The Bal des Ardents (Ball of the Burning Men[1]), or the Bal des Sauvages[2] (Ball of the Wild Men), was a masquerade ball[note 1] held on 28 January 1393 in Paris, France, at which King Charles VI had a dance performance with five members of the French nobility. Four of the dancers were killed in a fire caused by a torch brought in by Louis I, Duke of Orléans, the king's brother.
The ball was one of a series of events organised to entertain Charles, who suffered an attack of insanity in the previous summer of that year. The circumstances of the fire undermined confidence in the king's capacity to rule; Parisians considered it proof of courtly decadence and threatened to rebel against the more powerful members of the nobility. The public's outrage forced Charles and his brother Orléans, whom a contemporary chronicler accused of attempted regicide and sorcery, to offer penance for the event.

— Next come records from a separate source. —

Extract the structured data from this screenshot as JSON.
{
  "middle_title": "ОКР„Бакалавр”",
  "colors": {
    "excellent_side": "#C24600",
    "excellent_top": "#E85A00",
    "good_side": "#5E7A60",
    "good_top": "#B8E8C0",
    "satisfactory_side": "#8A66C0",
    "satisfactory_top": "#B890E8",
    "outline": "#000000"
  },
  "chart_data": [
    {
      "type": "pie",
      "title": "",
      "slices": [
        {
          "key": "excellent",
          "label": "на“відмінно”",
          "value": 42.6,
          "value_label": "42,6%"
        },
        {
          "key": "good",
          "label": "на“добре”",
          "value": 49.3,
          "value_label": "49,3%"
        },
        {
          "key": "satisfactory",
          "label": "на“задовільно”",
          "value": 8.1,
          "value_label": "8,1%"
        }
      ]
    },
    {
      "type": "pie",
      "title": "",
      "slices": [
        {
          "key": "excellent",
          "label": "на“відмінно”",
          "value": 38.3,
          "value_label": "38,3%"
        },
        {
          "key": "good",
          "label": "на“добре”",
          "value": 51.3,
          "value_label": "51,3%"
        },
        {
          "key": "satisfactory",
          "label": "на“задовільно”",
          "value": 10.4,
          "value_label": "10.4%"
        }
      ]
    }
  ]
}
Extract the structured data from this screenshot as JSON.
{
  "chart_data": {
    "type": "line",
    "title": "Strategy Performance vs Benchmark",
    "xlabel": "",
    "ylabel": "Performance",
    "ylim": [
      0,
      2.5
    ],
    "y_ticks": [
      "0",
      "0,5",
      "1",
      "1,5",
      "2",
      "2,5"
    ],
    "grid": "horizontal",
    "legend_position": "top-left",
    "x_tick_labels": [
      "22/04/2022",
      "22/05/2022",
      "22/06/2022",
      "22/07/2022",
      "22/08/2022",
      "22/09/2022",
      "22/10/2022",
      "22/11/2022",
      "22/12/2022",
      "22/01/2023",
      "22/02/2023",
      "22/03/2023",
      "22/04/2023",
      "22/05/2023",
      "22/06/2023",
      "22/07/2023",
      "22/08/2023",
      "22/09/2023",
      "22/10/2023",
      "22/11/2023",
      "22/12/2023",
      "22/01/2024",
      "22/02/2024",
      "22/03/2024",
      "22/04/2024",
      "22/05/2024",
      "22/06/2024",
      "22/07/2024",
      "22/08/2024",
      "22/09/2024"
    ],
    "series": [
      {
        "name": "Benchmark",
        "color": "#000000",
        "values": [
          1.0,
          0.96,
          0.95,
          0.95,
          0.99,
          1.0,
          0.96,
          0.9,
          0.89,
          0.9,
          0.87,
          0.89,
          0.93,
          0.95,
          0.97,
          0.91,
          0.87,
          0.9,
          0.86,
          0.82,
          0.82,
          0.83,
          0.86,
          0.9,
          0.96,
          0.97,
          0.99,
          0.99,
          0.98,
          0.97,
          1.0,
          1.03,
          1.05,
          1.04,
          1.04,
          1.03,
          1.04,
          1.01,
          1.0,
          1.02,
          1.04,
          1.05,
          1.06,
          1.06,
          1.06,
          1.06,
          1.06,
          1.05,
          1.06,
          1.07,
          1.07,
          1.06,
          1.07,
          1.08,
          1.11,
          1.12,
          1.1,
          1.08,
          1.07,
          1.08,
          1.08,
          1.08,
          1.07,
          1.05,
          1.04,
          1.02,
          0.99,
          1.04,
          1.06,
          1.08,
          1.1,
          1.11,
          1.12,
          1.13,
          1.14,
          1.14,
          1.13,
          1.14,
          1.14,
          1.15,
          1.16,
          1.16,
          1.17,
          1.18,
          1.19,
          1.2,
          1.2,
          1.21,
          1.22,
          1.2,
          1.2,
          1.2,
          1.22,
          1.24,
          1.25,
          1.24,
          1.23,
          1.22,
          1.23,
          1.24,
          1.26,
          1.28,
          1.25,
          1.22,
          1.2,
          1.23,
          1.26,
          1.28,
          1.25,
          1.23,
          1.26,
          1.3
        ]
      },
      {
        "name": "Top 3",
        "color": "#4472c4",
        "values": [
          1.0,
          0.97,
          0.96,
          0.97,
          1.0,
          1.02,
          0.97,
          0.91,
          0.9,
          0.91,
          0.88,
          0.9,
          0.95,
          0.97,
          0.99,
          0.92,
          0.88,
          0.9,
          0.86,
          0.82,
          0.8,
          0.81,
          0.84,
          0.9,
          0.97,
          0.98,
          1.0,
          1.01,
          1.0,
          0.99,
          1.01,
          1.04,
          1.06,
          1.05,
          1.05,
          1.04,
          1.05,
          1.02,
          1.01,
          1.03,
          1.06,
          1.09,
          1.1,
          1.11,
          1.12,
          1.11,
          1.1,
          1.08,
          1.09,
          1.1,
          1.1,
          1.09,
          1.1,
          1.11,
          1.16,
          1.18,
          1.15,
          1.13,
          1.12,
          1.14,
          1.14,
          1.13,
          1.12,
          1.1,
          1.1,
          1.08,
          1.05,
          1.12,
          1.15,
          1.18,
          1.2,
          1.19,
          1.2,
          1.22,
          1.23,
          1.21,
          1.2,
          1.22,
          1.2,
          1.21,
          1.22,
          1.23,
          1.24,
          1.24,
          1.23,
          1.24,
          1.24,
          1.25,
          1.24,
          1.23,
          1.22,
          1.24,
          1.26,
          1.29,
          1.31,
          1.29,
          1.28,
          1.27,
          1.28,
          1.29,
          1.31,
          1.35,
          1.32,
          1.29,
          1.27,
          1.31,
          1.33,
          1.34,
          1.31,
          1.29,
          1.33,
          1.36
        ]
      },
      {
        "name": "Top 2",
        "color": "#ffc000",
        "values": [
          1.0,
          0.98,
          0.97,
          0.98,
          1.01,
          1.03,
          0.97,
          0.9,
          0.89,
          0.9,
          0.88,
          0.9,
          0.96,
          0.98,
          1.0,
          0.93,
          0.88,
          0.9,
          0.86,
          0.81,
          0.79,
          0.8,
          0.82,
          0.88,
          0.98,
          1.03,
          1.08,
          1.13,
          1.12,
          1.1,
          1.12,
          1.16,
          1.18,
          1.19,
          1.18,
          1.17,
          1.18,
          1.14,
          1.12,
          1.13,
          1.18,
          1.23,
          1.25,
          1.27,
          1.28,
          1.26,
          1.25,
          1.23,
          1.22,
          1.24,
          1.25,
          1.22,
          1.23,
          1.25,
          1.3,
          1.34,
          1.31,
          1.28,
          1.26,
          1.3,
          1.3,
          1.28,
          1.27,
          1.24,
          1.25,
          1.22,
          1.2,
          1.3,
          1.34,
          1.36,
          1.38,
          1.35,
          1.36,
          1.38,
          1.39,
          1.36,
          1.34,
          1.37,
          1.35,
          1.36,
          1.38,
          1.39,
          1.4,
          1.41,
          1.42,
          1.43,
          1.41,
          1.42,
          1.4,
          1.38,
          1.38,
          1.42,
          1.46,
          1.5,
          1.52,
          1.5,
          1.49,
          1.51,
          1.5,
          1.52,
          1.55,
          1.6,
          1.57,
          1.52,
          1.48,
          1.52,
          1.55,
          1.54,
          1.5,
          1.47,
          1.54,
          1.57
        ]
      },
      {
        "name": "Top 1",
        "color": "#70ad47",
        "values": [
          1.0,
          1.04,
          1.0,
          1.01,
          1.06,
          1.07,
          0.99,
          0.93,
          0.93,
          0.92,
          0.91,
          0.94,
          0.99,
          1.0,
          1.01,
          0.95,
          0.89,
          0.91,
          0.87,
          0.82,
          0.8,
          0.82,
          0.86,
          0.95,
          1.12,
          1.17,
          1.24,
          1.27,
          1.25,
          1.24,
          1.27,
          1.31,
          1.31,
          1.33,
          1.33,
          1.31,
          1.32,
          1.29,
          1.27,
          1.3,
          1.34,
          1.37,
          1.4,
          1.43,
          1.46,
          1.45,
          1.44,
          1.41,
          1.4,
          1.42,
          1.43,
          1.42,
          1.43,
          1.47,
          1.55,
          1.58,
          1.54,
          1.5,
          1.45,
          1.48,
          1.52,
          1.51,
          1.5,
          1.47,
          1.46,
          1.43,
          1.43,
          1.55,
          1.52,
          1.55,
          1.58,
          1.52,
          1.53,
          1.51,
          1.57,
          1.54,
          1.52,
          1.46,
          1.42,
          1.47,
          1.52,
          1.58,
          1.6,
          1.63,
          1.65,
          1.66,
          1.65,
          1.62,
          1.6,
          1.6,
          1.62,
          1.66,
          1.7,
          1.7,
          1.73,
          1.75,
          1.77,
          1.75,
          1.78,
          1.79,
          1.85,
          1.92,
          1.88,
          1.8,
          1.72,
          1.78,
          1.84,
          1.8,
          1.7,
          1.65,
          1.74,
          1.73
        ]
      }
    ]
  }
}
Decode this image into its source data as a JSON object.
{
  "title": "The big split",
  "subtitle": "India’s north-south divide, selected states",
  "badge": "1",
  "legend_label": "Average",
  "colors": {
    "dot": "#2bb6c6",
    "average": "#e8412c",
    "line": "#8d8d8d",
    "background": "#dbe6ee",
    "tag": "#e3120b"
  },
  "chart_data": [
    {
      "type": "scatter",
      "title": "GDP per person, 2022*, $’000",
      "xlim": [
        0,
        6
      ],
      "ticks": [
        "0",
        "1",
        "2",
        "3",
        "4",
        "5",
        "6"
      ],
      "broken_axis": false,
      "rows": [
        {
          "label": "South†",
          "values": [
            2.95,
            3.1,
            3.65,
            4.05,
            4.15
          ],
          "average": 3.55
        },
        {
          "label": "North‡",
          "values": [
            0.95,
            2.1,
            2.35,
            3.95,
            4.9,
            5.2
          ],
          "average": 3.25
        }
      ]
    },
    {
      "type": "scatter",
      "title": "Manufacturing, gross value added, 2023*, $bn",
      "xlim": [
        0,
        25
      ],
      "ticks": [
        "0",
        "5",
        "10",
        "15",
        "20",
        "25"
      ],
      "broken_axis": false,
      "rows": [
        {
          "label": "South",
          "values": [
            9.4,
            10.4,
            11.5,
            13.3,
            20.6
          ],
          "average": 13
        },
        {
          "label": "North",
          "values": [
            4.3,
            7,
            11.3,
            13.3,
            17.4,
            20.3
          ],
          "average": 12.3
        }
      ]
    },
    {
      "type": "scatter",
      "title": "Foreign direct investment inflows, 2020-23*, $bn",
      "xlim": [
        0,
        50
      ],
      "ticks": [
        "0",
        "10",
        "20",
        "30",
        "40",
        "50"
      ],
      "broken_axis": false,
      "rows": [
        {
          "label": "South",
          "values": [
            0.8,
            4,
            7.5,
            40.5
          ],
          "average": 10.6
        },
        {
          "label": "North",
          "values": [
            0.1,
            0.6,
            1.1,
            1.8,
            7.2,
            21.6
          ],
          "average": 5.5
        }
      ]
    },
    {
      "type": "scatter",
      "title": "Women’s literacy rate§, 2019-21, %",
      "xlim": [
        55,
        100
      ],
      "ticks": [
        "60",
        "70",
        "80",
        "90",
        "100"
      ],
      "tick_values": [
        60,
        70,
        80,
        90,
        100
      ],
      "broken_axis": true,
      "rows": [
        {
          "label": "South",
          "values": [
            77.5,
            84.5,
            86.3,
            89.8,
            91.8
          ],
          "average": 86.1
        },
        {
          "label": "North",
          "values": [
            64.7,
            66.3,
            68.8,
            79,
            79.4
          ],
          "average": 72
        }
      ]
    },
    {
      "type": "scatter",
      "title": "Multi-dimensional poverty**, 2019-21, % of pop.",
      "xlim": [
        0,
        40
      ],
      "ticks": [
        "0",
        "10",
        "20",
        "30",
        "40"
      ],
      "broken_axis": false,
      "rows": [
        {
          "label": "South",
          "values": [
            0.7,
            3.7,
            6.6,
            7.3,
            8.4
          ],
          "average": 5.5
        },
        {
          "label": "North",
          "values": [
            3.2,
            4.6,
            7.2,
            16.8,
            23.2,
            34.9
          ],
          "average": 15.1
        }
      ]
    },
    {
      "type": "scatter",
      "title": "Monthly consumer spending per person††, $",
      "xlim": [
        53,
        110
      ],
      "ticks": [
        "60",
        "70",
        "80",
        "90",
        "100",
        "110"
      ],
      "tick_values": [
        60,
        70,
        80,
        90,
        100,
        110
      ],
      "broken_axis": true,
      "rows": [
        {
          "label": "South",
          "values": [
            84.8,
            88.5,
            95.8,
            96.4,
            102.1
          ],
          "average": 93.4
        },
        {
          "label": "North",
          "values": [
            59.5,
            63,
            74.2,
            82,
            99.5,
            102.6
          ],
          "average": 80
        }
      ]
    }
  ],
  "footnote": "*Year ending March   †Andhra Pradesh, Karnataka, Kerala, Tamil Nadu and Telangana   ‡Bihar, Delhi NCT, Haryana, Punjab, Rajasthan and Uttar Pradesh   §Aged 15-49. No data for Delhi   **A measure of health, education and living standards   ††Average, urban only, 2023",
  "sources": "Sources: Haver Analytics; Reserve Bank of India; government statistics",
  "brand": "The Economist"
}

Charles' wife, Isabeau of Bavaria, held the ball to honor the remarriage of a lady-in-waiting. Scholars believe the dance performed at the ball had elements of traditional charivari,[3] with the dancers disguised as wild men, mythical beings often associated with demonology, that were commonly represented in medieval Europe and documented in revels of Tudor England. The event was chronicled by contemporary writers such as the Monk of St Denis and Jean Froissart, and illustrated in 15th-century illuminated manuscripts by painters such as the Master of Anthony of Burgundy. The incident later provided inspiration for Edgar Allan Poe's short story "Hop-Frog."